“The time for silver bullets has passed,” proclaimed Marc Stewart, “What we need is a Shotgun!” In his bright Bali shirt, Nike sneakers and Investment Banker haircut, Mr Stewart is the firm-handshaking, fist pumping, ever effusive all-American co-founder of Ecosecurities, a firm that specialises in developing and marketing carbon trading projects under the Clean Development Mechanism – CDM – of the Kyoto Protocol. With emission reductions under Kyoto less than a month away, Mr Stewart’s firm is looking to extend its market capitalisation to far beyond its existing 40 million USD. The Ecosecurity model functions in the following way – they find and help develop projects in the developing world that is eligible for credit credits under the CDM, and then sell the credits to firms in EU, and across the world, that are looking to meet their Kyoto targets by offsetting excess emissions against carbon credits. Firms like Ecosecurities pushed the carbon market to 30 billion dollars in 2006; and if Annex 1 agrees to further emission cuts (25-40 per cent below 1992 by 2020) the potential size of the market is open to the most optimistic hyperbole.
The “Shotgun Approach” suggested by Stewart was his response to the fact the Climate Change is a “reality that needs to be addressed NOW” – and that governments, international bodies and business would have to proceed on a rampage on all possible fronts simultaneously – with sort of like the blunt double-barrelled, pump action shotguns freely available back home in America. The Shotgun approach was Mr Stewart’s reason for opening up and extending carbon markets to as many sectors as possible – particularly Forestry.
If we were to examine the shotgun metaphor in some detail, we find the shotgun is best known for its tremendous stopping power at short-ranges (say 40 per cent reduction in 10 years?), and the fact that on firing, the shot divides up into pellets, making it easy to hit small targets at some distance, allowing even inexperienced marksmen to use it with a fair degree of competency. And Mr Stewart is not the only one holding the shotgun. A week into the climate change conference, there seems to be a very interesting development paradigm emerging that is vaguely reminiscent of the AIDS approach to development. Under the adaptation and mitigation arms of Climate change – it is possible to embark on any number of projects in the guise of saving the planet. While “Saving the Poor” has clearly lost some of its lustre on the funding markets, “Saving the Planet” seems to be bringing in some serious money from governments, donor bodies and private enterprise. The fact that climate shall hit everyone in end, and not just the “poor and vulnerable” (though it is routinely stressed that they shall be the worst hit) seems to have motivated some serious thinking. The first week at Bali has largely centred around the “tremendous opportunites presented by Climate Change.” Thus you have sessions on “Climate Change and Gender”, “Climate Change and Health”, “Climate Change and the Millenium Development Goals”, “Leadership and Climate Change”, and my personal favourite “Climate Change and HIV/AIDS.” Fire the Climate Change Shotgun and hit a whole collection of development indices – big ones at short ranges, small ones at longer ranges. The approach might just have some benefits – given the urgency of the problem (and yes, Climate Change is a real, serious, significant problem that has to be dealt with); groups working on thankless, under-funded projects like Malaria, disaster management, and drought relief might finally get the money they require – and all projects need to be “sexed up” to fit into donor spending agenda.

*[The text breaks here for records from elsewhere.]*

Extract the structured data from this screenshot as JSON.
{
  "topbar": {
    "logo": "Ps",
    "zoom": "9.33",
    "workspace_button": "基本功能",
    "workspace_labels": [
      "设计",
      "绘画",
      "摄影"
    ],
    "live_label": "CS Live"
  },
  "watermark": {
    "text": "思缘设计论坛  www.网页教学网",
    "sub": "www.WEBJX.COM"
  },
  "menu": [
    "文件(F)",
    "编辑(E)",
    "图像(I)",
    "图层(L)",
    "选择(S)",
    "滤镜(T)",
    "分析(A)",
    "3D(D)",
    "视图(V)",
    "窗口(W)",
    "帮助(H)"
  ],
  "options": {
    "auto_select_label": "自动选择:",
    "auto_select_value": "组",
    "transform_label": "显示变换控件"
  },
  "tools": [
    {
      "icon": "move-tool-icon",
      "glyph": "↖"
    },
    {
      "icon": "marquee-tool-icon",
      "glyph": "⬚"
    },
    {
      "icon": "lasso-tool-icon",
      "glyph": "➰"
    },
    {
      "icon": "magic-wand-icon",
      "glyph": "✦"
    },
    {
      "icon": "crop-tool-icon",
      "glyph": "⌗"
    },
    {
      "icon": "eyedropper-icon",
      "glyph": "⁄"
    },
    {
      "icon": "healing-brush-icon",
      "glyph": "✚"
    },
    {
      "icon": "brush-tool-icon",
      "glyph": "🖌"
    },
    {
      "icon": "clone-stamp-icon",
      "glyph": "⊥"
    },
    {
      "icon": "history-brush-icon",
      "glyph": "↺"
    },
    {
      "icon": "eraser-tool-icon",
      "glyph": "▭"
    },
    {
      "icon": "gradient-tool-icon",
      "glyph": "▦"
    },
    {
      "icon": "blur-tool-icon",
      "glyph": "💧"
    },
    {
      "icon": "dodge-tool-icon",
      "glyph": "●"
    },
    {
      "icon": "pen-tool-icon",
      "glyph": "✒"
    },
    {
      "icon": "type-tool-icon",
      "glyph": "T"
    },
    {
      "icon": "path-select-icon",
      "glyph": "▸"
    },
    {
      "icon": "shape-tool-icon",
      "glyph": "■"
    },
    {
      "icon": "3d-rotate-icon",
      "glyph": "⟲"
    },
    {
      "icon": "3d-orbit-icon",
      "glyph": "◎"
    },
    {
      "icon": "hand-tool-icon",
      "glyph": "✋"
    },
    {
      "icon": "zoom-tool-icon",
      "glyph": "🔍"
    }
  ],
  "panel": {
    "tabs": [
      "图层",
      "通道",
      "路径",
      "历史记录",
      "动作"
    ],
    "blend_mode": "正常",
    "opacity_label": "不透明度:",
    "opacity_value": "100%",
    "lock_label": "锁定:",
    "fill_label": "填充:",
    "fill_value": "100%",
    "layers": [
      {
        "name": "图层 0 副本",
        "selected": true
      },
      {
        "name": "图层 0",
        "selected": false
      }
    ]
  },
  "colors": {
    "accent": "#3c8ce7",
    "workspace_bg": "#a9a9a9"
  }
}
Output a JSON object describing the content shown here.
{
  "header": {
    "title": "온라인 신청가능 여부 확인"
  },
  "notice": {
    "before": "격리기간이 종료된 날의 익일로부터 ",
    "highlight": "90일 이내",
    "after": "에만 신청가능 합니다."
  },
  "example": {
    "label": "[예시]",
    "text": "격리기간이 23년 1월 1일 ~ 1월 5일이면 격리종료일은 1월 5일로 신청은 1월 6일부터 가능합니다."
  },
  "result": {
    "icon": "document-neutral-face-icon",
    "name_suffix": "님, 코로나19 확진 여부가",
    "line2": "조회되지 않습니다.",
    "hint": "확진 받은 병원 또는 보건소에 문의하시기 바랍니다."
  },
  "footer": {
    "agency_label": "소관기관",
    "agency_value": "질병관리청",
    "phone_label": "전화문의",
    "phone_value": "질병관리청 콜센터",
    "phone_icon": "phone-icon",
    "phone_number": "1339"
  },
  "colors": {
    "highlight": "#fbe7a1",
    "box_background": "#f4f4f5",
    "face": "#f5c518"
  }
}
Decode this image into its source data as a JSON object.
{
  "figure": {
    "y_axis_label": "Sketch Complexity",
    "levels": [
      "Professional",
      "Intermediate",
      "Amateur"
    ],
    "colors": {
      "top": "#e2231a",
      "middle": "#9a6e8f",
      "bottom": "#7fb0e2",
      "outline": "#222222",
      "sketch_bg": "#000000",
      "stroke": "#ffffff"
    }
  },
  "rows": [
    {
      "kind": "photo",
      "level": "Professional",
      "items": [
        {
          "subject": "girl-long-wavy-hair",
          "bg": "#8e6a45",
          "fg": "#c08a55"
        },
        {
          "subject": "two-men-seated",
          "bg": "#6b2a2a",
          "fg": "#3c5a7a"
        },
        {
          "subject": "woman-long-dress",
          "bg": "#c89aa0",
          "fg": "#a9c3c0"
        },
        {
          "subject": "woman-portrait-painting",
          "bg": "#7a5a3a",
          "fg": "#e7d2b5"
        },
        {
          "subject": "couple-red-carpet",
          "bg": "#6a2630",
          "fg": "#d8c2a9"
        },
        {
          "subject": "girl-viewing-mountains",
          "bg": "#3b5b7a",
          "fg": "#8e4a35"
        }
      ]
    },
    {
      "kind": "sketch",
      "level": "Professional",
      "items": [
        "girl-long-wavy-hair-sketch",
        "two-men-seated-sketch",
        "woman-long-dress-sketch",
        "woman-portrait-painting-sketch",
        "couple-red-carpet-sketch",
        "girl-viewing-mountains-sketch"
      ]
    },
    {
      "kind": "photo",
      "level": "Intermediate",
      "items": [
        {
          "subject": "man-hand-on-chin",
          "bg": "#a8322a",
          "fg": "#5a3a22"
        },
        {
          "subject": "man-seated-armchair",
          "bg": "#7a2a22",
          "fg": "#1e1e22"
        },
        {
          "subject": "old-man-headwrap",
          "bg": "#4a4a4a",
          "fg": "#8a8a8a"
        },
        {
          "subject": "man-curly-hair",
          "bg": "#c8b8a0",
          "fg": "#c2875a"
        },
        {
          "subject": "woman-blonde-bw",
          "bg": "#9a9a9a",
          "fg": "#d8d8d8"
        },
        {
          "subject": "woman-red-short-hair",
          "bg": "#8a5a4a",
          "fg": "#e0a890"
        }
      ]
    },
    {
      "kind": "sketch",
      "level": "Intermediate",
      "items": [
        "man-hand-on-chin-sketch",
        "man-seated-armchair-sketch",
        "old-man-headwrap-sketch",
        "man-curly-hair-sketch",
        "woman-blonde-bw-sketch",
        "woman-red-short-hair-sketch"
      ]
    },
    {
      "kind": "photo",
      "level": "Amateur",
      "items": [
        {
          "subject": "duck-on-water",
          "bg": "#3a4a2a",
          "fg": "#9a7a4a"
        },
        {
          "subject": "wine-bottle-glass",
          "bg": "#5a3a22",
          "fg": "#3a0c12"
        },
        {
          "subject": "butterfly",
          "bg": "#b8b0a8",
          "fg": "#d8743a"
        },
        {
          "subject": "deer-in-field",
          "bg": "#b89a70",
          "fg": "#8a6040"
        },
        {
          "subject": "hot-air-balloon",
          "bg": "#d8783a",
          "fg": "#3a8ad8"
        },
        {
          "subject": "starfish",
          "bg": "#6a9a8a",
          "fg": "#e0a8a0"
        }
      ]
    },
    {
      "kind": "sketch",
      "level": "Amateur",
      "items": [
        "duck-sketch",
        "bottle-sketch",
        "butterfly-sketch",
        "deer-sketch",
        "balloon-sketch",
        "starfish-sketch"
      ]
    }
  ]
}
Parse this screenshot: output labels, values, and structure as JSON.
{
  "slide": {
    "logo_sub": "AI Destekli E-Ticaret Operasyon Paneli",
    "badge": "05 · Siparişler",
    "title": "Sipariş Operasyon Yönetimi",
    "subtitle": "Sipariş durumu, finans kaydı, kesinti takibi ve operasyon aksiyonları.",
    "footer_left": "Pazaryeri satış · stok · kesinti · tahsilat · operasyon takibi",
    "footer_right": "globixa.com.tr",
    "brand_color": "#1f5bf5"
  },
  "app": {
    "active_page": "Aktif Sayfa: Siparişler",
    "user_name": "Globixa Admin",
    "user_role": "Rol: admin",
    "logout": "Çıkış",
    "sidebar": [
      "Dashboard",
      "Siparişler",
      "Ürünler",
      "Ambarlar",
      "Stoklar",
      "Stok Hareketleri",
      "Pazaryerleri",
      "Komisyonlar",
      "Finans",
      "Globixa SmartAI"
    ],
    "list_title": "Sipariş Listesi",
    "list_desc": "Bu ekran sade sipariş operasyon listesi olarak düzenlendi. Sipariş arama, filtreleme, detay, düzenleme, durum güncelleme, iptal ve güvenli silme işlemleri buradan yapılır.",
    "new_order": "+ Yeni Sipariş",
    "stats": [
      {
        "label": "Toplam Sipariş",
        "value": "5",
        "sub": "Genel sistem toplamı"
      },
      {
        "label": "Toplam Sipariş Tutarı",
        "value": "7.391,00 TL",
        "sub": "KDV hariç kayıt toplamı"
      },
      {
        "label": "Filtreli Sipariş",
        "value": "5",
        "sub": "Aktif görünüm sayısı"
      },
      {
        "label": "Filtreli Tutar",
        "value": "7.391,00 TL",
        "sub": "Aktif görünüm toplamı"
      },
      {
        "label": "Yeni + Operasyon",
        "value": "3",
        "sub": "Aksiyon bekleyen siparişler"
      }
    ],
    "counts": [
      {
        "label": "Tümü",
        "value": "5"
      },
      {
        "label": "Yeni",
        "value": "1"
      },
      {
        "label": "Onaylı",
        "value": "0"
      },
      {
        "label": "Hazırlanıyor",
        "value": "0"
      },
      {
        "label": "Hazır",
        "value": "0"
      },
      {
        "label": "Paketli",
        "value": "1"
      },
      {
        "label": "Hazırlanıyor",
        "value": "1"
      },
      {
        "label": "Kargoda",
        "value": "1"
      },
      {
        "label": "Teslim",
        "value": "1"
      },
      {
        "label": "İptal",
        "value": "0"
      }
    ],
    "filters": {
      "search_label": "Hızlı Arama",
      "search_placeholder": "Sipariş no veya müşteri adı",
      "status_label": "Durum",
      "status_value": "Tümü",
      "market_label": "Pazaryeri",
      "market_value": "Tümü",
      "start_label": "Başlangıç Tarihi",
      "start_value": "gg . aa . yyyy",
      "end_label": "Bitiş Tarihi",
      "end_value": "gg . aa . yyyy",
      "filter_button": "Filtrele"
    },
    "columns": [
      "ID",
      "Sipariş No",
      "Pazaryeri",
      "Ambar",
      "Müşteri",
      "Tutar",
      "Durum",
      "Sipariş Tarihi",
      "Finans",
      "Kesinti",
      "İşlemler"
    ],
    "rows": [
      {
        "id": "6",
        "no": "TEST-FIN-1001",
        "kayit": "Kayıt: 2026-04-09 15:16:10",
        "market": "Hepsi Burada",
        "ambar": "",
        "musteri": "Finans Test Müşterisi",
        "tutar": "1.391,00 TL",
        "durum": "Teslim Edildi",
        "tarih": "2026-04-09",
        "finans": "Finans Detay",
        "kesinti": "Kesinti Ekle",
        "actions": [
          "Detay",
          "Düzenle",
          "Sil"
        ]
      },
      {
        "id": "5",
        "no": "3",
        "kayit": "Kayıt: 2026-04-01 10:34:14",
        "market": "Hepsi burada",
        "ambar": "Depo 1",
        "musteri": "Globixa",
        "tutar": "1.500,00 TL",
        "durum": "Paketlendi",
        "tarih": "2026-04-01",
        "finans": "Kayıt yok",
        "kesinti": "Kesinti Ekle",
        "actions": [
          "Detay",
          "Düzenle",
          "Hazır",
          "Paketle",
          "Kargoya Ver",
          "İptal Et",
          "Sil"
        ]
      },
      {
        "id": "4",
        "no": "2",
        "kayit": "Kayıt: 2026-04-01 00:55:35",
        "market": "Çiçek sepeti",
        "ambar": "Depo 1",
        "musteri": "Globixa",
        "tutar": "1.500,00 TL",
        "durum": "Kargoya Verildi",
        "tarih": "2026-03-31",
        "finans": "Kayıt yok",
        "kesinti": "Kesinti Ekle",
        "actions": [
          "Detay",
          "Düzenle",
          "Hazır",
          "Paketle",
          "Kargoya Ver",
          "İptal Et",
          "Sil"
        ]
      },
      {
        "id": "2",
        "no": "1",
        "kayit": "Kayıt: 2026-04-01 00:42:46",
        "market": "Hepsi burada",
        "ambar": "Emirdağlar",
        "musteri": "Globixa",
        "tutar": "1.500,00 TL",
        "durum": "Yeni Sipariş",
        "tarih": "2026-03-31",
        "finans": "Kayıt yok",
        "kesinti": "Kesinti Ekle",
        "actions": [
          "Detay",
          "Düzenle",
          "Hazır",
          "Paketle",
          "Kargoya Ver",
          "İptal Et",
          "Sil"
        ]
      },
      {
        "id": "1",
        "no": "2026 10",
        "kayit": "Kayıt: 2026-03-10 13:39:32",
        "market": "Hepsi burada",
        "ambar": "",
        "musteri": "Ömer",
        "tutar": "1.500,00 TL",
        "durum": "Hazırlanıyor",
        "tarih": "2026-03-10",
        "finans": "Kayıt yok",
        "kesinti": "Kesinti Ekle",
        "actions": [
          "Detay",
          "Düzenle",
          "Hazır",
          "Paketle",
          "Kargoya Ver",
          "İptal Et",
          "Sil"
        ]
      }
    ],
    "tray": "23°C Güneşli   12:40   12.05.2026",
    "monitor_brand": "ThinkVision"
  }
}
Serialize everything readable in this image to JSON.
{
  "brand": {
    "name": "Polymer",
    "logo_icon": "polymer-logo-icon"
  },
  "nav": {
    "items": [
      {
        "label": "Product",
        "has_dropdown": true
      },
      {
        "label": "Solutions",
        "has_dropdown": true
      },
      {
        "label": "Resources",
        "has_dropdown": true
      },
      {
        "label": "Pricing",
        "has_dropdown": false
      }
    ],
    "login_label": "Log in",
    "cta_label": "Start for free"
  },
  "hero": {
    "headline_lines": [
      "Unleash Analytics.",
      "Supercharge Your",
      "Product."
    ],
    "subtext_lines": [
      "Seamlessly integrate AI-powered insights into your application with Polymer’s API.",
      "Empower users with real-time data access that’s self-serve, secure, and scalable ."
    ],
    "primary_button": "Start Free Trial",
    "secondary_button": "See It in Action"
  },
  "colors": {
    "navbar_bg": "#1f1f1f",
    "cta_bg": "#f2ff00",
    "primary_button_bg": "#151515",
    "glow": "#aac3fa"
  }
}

What is interesting is the shift one sees from an earlier approach to development – which could be termed the “Sniper Approach” (My metaphor, not Mr Stewart’s). The Sniper rifle, is a specialised rifle designed to maximise accuracy over long distances to hit precise targets. Thus, the Sniper Approach could be understood as a metaphor for highly decentralised specific schemes that target specific projects. These were much in vogue in the late nineties and continue to be applied in community level projects – where the approach is custom designed for the community in question and takes on board their specific needs. The Sniper approach was supposed to reduce system leakages, often using information technology and verification apparatus and was favoured by organisations like the World Bank to ensure that benefits of specific schemes were “targeted” (coincidentally a word that development agencies use a lot) at those that needed them the most. The idea was to introduce fiscal discipline in developing economies and ensure that the limited subsidies that were handed out went to the intended recipients. India’s TPDS – or Targeted Public Distribution System – could be a useful example of such a scheme. Another one could be the Micro-credit intiatives and SHGs (Self Help Groups), so loved by one and all; but i suppose the fact that SHG’s operate on small scales and ranges could call for Pistol/ Handgun Initiatives.
One week into the conference, it is hard to tell what approach to take – perhaps one could take all three on board and step out battle-hardened and armed to the teeth. Personally, I find myself sympathetic to cause of the solar powered tazer : renewable, zero-emissions and allegedly non-lethal; always a good approach to saving the world.